Job applications double as companies adopt AI screening amid bias concerns

Job applications nearly doubled since 2023, forcing major firms to use automated screening to hire under 1% of candidates. Yet 65% of applicants view AI tools as impersonal.

Categorized in: AI News Human Resources
Published on: Jun 13, 2026
Job applications double as companies adopt AI screening amid bias concerns

The number of job applications has nearly doubled since 2023, forcing employers to rely on automated screening tools to manage the volume. As hiring rates at major firms drop below one percent, researchers warn that prioritizing speed over fairness risks introducing systemic bias into recruitment pipelines.

Recruitment volume and candidate expectations

Boston Consulting Group processed roughly 1.7 million applications in 2025 but hired fewer than one percent of those candidates. Despite this selectivity, the firm plans to add thousands of new staff globally in 2026, with no junior-level cuts planned. To manage this volume, BCG has modified its application procedures to specifically test candidates' AI competence, making coding skills a baseline requirement in technology units.

The firm is also upskilling its current workforce. Around 33,500 employees began an AI certification program in June 2026 as revenue rose seven percent to $14.4 billion, driven by a growing focus on AI consulting. For most AI-related projects, variable compensation is now standard.

Algorithmic bias and workforce substitution

Algorithm-assisted interviews face growing scrutiny from sociologists and researchers. Studies show that 65 percent of applicants associate AI screening with impersonality, and these algorithms risk weeding out international talent by failing to account for cultural differences. Speaking at a human-resources conference in June 2026, sociologist Steffen Mau said AI should be used to foster individual development rather than simply filter resumes.

The broader debate over job substitution is gaining empirical backing. The Ifo Institute reports that nearly 20 percent of companies using AI consider it easy to replace skilled workers with the technology. In the retail sector, roughly 28 percent of firms view university degrees as easily replaceable by AI, though professional experience remains significantly harder to substitute. Overall, 54.5 percent of surveyed companies now use artificial intelligence.

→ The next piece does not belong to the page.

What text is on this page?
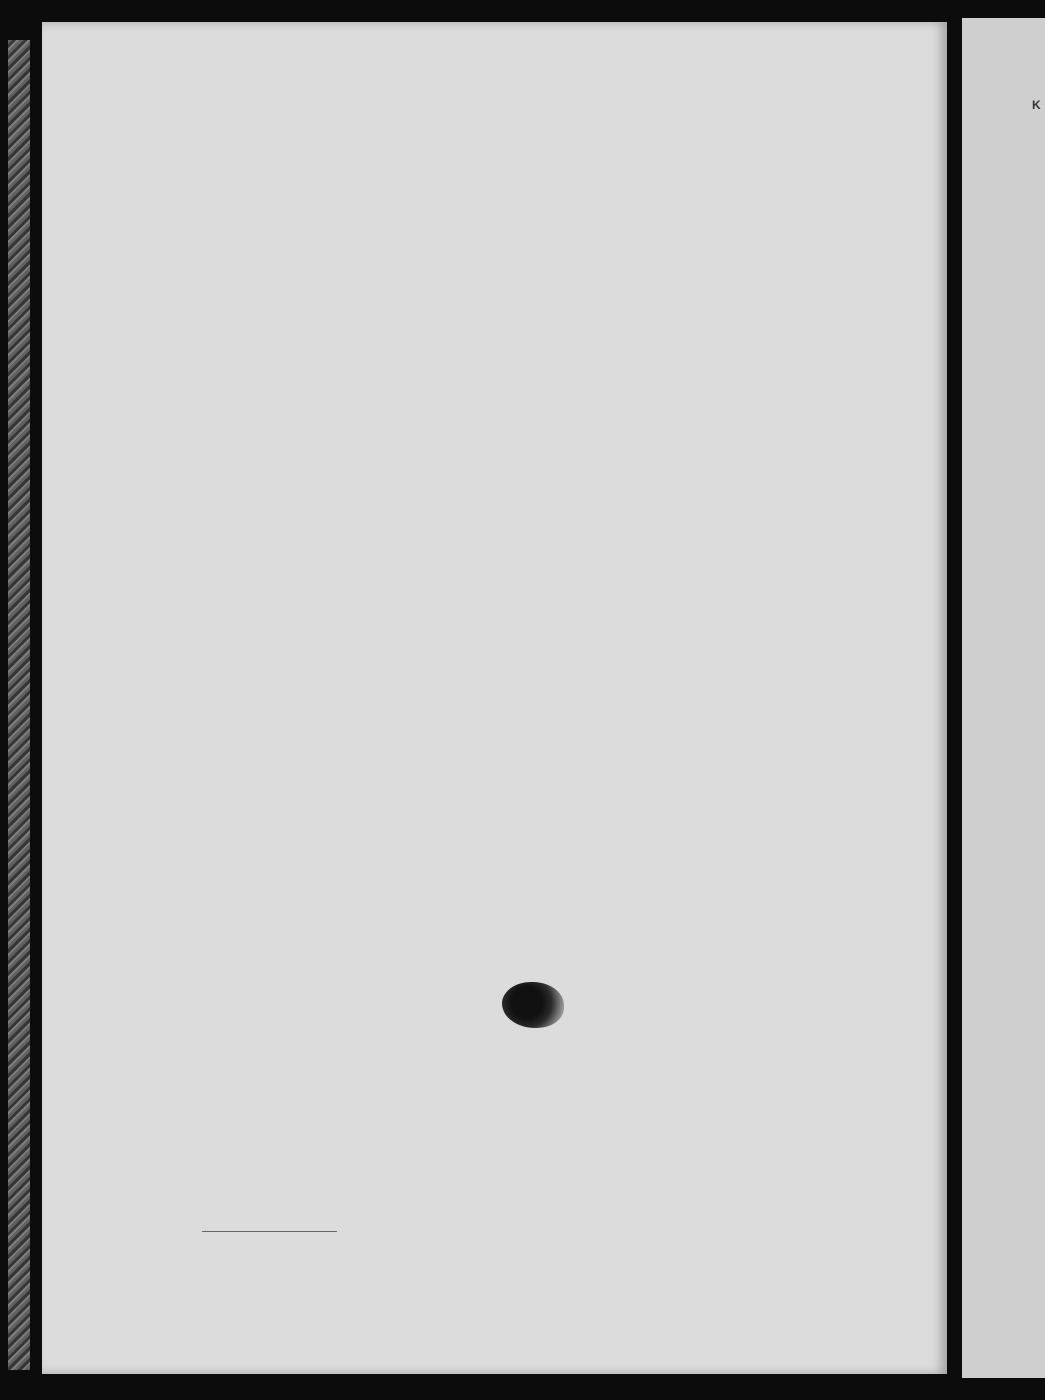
K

The execution gap in corporate strategy

Large corporations struggle to translate AI planning into practice. A January 2026 market analysis found that 74 percent of German companies with more than 2,000 employees possess a formal AI strategy, yet only 34 percent actively steer their processes using it. Complex IT structures and a lack of internal expertise remain the primary obstacles. A Deloitte study concluded that just 16 percent of companies feel adequately prepared in talent management.

Addressing these obstacles requires building internal expertise. Some organizations are pursuing targeted training programs, such as the AI Learning Path for Recruitment Coordinators, to close the gap between formal strategy and daily execution.

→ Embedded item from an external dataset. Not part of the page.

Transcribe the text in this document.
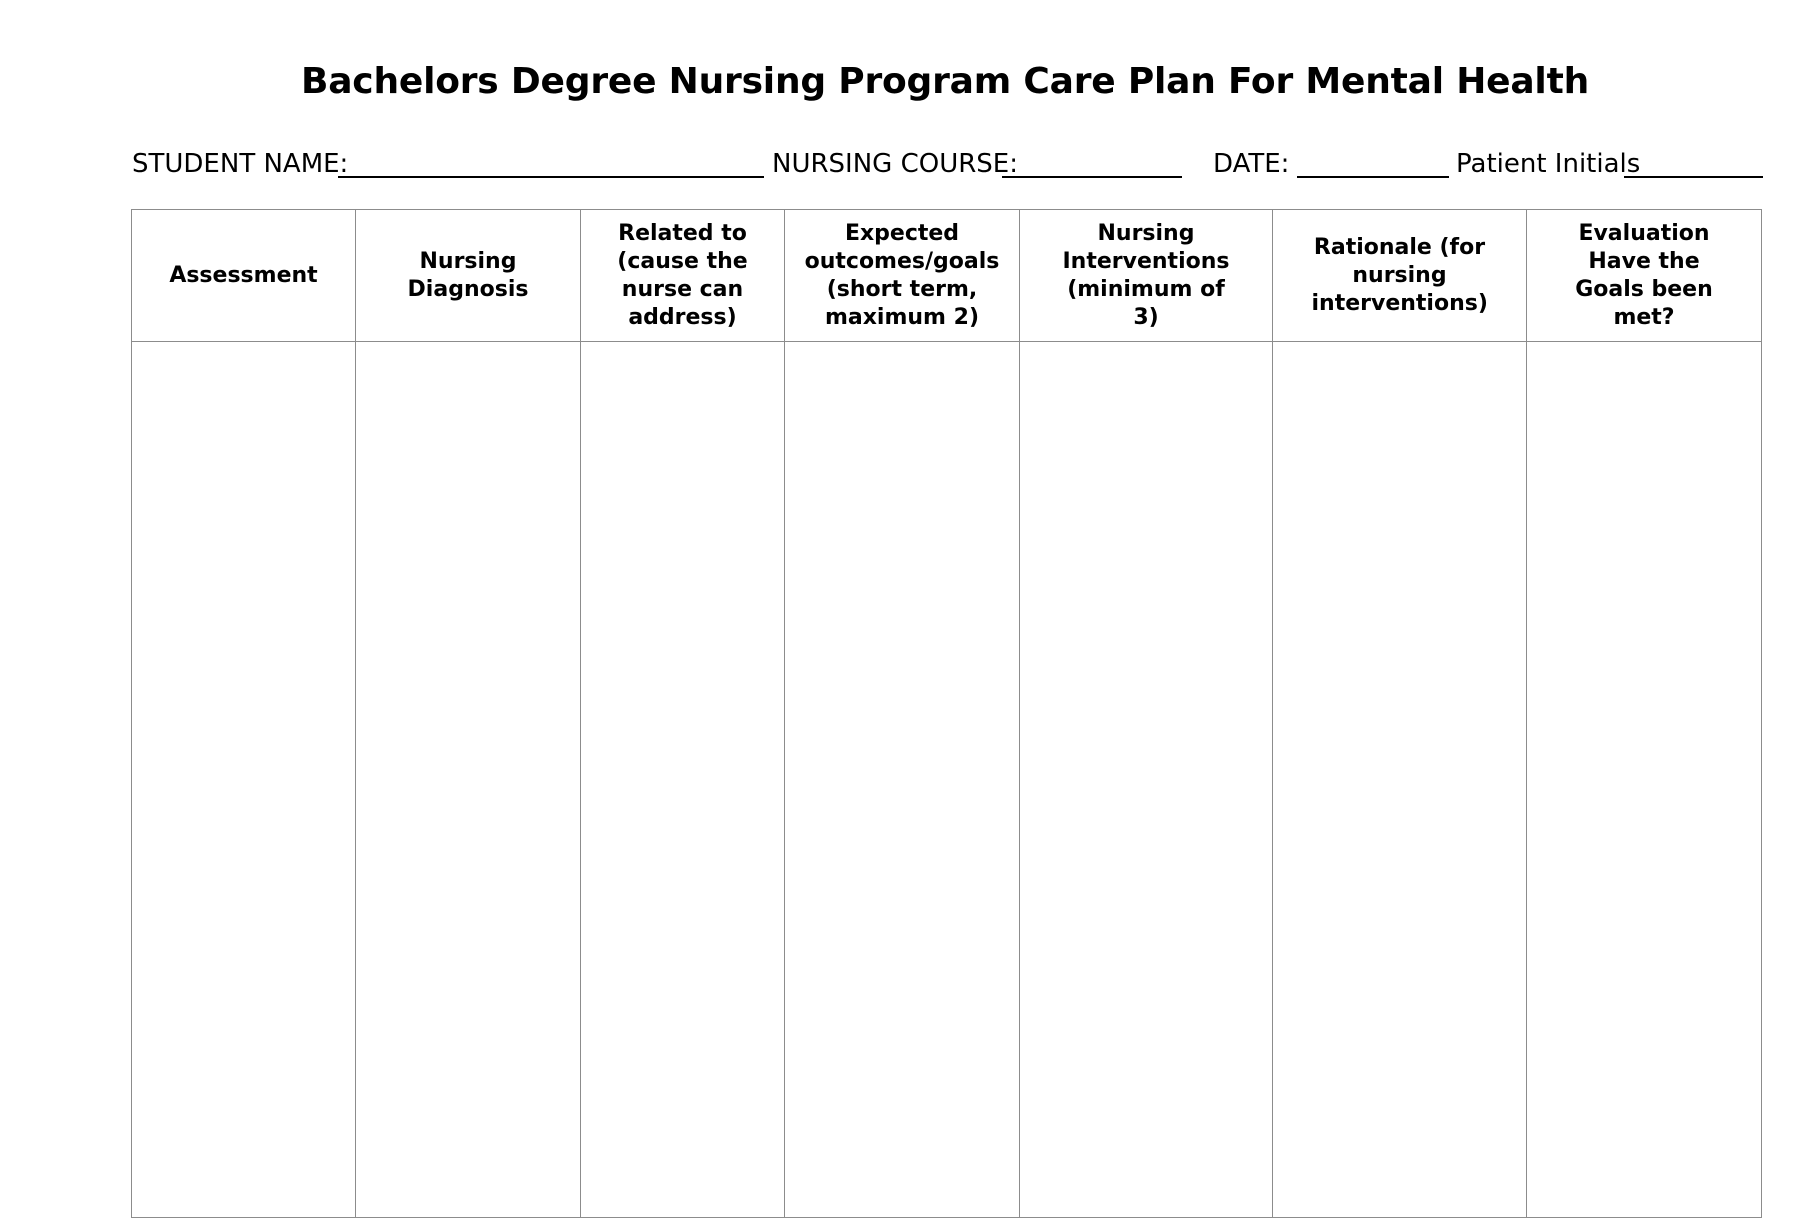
Bachelors Degree Nursing Program Care Plan For Mental Health
STUDENT NAME:	NURSING COURSE:	DATE:	Patient Initials
Assessment	Nursing Diagnosis	Related to (cause the nurse can address)	Expected outcomes/goals (short term, maximum 2)	Nursing Interventions (minimum of 3)	Rationale (for nursing interventions)	Evaluation Have the Goals been met?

Why this matters for HR professionals

HR teams must balance efficiency with legal and ethical scrutiny as AI screening becomes standard. The Federal Social Court ruled in early June 2026 (case reference B 11 AL 1/26 R) that an undisclosed side job does not automatically void unemployment registration, requiring individual case examinations rather than blanket repayment demands. This ruling highlights a broader trend: automated, blanket decisions in human resources and labor law face increasing judicial pushback. HR professionals must ensure their automated screening and assessment tools maintain human oversight to avoid similar legal and reputational risks.